A lyrical story of star-crossed love perfect for readers of The Hate U Give, by National Ambassador for Children’s Literature Jacqueline Woodson--now celebrating its twentieth anniversary, and including a new preface by the author
Jeremiah feels good inside his own skin. That is, when he's in his own Brooklyn neighborhood. But now he's going to be attending a fancy prep school in Manhattan, and black teenage boys don't exactly fit in there. So it's a surprise when he meets Ellie the first week of school. In one frozen moment their eyes lock, and after that they know they fit together--even though she's Jewish and he's black. Their worlds are so different, but to them that's not what matters. Too bad the rest of the world has to get in their way.
Jacqueline Woodson's work has been called “moving and resonant” (Wall Street Journal) and “gorgeous” (Vanity Fair). If You Come Softly is a powerful story of interracial love that leaves readers wondering "why" and "if only . . ."
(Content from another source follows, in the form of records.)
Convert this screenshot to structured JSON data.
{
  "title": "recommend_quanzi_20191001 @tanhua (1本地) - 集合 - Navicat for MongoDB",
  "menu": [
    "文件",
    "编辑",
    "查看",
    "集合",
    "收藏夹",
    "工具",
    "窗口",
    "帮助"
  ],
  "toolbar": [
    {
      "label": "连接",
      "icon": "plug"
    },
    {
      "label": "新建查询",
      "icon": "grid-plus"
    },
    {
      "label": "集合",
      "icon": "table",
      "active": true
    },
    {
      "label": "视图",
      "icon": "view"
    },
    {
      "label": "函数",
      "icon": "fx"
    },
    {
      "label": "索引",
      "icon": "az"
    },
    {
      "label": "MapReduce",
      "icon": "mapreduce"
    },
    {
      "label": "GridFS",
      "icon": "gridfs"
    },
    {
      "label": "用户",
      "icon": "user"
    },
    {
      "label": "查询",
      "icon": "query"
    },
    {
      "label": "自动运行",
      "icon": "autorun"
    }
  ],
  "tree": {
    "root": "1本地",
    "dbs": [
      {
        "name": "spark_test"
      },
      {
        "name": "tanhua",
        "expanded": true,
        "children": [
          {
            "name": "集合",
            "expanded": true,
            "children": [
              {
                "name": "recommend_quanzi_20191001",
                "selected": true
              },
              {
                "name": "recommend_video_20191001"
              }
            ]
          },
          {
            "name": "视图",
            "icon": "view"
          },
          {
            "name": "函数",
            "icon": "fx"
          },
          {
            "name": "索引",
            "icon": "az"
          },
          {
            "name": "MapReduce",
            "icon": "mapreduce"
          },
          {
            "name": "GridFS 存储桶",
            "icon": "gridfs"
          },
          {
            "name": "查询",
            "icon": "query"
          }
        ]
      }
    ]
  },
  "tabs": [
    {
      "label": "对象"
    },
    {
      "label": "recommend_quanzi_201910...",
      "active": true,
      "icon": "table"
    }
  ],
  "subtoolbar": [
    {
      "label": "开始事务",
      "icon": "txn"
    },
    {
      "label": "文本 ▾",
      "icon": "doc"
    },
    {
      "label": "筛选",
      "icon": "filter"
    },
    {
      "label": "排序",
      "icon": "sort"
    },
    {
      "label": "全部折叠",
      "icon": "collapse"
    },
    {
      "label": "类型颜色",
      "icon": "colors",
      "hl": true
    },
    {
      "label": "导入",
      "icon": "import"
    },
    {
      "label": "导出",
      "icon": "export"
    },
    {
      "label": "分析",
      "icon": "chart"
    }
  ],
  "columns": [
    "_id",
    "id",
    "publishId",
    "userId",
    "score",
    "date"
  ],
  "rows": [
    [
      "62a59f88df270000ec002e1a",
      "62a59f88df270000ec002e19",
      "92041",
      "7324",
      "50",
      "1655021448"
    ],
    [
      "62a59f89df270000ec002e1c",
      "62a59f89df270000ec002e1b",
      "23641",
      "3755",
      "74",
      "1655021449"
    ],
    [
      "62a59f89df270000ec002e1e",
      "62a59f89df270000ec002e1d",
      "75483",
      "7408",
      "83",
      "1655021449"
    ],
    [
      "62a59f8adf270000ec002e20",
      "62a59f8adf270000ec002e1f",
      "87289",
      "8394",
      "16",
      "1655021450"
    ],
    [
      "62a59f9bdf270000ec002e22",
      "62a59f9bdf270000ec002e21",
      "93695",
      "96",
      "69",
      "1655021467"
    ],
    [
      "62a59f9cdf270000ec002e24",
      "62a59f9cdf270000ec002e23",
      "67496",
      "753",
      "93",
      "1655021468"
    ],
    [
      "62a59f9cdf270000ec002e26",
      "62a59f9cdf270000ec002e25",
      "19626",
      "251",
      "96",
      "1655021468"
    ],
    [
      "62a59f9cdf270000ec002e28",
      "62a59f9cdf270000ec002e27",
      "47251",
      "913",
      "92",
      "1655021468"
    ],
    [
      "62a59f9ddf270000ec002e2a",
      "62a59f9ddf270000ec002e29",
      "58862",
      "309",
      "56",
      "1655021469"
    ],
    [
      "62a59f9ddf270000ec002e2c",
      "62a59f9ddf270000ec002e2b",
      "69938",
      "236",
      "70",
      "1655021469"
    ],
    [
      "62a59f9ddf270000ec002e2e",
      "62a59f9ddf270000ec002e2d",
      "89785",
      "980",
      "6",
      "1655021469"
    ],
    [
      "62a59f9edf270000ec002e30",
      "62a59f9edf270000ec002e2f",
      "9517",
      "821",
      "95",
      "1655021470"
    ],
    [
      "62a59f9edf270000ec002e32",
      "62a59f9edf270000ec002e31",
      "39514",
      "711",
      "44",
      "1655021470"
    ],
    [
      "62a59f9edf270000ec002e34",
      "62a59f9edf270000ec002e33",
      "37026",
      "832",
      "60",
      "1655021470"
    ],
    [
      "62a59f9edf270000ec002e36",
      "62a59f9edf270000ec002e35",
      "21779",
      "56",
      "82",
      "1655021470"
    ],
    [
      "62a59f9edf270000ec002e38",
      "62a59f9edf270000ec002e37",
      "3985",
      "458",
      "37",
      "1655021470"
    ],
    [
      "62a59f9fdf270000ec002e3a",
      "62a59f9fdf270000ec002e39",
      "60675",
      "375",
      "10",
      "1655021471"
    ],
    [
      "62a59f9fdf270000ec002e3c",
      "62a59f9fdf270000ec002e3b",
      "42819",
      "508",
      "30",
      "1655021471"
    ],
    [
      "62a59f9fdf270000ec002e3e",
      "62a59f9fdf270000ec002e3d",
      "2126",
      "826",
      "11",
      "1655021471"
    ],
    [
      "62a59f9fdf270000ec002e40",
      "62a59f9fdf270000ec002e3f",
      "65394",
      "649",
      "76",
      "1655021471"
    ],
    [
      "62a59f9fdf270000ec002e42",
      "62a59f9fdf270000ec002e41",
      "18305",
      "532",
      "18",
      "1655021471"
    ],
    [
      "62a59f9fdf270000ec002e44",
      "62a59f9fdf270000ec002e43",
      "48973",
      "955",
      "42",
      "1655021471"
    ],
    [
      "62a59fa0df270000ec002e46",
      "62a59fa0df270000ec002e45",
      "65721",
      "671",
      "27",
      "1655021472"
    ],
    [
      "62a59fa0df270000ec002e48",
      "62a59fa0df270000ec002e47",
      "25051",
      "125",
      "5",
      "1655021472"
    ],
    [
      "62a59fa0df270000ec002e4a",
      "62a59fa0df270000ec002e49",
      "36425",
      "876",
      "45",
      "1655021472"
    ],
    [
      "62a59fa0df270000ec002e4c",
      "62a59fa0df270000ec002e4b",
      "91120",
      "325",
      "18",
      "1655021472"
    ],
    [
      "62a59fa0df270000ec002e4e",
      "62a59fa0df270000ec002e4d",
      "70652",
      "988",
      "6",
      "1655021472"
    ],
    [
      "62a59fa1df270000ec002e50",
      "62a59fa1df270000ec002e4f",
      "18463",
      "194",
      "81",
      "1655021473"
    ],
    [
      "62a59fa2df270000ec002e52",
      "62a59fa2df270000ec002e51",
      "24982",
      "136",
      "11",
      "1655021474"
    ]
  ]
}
Once again, Woodson (I Hadn't Meant to Tell You This) handles delicate, even explosive subject matter with exceptional clarity, surety and depth. In this contemporary story about an interracial romance, she seems to slip effortlessly into the skins of both her main characters, Ellie, an upper-middle-class white girl who has just transferred to Percy, an elite New York City prep school, and Jeremiah, one of her few African American classmates, whose parents (a movie producer and a famous writer) have just separated. A prologue intimates heartbreak to come; thereafter, sequences alternate between Ellie's first-person narration and a third-person telling that focuses on Jeremiah. Both voices convincingly describe the couple's love-at-first-sight meeting and the gradual building of their trust. The intensity of their emotions will make hearts flutter, then ache as evidence mounts that Ellie's and Jeremiah's "perfect" love exists in a deeply flawed society. Even as Woodson's lyrical prose draws the audience into the tenderness of young love, her perceptive comments about race and racism will strike a chord with black readers and open the eyes of white readers ("Thing about white people," Jeremiah's father tells him, "they know what everybody else is, but they don't know they're white"). Knowing from the beginning that tragedy lies just around the corner doesn't soften the sharp impact of this wrenching book. Ages 10-up.